Büyük itiş kuramında kaynakların asgari bir miktarının birbirini tamamlayıcı yatırımlara yönlendirilmesi kendini sürdüren büyüme sürecine girişte bir eşiğin aşılması anlamına gelmektedir. Diğer bir deyişle, bu sürece girmek için; ‘‘…girişilen çabalar yeter sürede belli bir dereceye ulaşmazsa, bu çabalar başarısız olacaktır. Eğer, tersine, belli bir eşik, kritik bir düzey aşılırsa ekonomi bozulmaz gelişme aşamasına girer (Ercan ve diğerleri, 1995: 142).

Geleneksel kalkınma teorisyenlerinden birisi de H. Chenery’dir. Chenery, işe geri kalmış ekonomilerde kaynak dağılımı ile piyasa arasındaki bağın zayıf olduğunu, dolayısıyla kaynak gelir ilişkisinin istenen yönde oluşmadığını vurgulamakla başlamaktadır. Ona göre bu durum söz konusu ekonomilerde dengesizlik yaratmaktadır. Bundan başka piyasa dengesini güçleştiren iki faktör daha bulunmaktadır. Bunlar; tam istihdam seviyesinin altında, dış alım-satımın sınırlı olduğu bir ortamda, üretim faktörlerindeki yapısal dengesizliklerle birlikte üretici sektörlerin birbirinden etkilenebilirliğinden kaynaklanan dengesizliklerdir (Yavilioğlu, 2002: 57).

60

Piyasa dengesizliklerinin olduğu bir ortamda, üretim faktörlerinin piyasa fiyatları, sosyal maliyetleri yansıtmamaktadır. Sosyal maliyetleri yansıtmayan bu fiyatlara göre kar maksimizasyonunu gerçekleştiren müteşebbisin sağladığı özel kar ile sosyal karlılık arasında farklar ortaya çıkmaktadır. Bu farklar ne kadar büyükse, optimal kaynak dağılımından o kadar uzaklaşılmış olunur. Bu nedenle planlama yoluyla piyasaya müdahale etmek gereklidir (Yavilioğlu, 2002: 57).

Geleneksel kalkınma anlayışının en önemli özelliği kalkınmayı ekonomik bir olgu olarak tanımlamasıdır. Bu kuramların ortak özellikleri aşağıda başlıklar halinde açıklanmıştır (Palabıyık, 2009: 51).

• İkili yaklaşım; ekonomik yapılar gelişmiş ve az gelişmiş sınıflandırılması içinde ele alınmıştır.

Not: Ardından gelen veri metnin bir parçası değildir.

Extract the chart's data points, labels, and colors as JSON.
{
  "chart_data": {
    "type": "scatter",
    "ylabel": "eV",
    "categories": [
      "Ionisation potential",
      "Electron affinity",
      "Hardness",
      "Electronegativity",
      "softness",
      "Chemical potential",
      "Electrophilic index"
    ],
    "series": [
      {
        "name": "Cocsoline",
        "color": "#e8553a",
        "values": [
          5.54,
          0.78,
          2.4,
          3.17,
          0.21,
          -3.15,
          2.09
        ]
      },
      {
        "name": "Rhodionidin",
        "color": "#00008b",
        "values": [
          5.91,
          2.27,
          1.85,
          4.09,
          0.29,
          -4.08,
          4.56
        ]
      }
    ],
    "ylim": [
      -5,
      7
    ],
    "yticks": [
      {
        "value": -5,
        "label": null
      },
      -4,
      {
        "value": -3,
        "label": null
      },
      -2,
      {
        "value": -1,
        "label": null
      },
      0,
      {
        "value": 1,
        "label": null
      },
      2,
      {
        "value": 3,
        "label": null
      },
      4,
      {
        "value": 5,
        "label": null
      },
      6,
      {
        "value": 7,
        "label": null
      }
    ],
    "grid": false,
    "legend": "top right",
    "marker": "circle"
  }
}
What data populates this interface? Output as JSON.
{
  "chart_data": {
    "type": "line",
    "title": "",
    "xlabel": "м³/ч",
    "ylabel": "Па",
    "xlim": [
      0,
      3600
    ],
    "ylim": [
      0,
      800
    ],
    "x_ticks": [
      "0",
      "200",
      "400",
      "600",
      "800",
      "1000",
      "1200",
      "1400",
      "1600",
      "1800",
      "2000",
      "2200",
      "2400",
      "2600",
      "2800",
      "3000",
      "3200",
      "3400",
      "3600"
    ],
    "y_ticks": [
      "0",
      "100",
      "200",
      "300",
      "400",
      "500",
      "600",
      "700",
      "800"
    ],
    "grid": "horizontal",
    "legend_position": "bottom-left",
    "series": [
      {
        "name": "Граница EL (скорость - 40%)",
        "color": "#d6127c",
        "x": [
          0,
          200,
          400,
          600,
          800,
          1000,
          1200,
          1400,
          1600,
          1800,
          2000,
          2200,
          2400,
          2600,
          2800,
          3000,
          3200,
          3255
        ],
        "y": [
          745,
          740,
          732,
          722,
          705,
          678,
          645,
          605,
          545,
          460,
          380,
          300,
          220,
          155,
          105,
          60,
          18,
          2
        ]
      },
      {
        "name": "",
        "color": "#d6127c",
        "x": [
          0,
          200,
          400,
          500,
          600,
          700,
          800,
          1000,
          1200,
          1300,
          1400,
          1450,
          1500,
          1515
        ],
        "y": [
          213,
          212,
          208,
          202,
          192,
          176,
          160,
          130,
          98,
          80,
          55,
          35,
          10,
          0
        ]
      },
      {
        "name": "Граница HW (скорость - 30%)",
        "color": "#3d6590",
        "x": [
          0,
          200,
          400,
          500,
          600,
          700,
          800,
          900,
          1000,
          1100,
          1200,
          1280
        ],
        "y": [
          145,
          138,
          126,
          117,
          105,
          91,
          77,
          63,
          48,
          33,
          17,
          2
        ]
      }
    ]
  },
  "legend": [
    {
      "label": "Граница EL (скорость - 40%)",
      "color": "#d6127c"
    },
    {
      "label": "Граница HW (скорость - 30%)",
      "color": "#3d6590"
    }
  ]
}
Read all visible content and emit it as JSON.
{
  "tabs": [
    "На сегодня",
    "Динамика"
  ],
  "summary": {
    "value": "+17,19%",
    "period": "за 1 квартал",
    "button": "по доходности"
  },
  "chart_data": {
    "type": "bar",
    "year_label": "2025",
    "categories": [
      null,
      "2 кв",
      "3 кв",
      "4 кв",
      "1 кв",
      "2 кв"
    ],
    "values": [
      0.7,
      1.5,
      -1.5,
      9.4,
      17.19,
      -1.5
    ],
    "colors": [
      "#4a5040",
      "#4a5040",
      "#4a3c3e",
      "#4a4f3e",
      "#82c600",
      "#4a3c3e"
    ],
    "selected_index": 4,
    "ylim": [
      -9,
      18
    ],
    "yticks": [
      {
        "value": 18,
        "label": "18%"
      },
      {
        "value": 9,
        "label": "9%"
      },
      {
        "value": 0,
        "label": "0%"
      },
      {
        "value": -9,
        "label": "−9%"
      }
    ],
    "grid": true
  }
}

• Tarih dışı toplumlar; az gelişmiş ekonomilerin gelişme dinamiklerinden yoksun oldukları ve bu anlamda da değişime yabancı oldukları söylenmiştir.

• Evrimci yaklaşım; içsel dinamiklerin yokluğunda değişime kapalı oldukları ancak gelişme iktisadı içinde bulundukları durumdan, endüstriyel asamaya geçebilecekleri görüsü hakimdir.

• Evrenselleştirme; ideal model olarak ele alınan ABD ve Avrupa ülkelerinin, sanayileşme aşamasına gelirken geçirdikleri evreler model olarak alınır.

• Planlama yoluyla devlet müdahalesi ile kalkınma aşaması daha hızlı inşa edilecektir.

• Kalkınma ulusal gelirdeki ya da kişi basına düsen milli gelir artısı ile ölçülmüştür.

Geleneksel Kalkınma İktisadı Kuramları, kalkınma sürecinin karmaşıklığını kavramaktan uzak, son derece basit modellemelere dayandırılmıştır. Bu kuramlarda sosyal ve siyasal yapıların veri olarak alınması kalkınma sorunun temel dinamiklerinin yeterince açıklanamamasına neden olmuştur. Genel bir değerlendirme yapıldığında, kalkınma iktisadının bir disiplin olarak ortaya çıkmasında ve 1970’li yılların ortalarına kadar geçen sürede bu disiplinin ana damarını oluşturan bu yaklaşımlar, ekonomik kategorilerin dışına çıkamamaları nedeniyle azgelişmiş

61

ülkelerin kalkınma sorunlarına kapsayıcı çözümler üretememişlerdir (Doğan ve Öztürk, 2010: 38).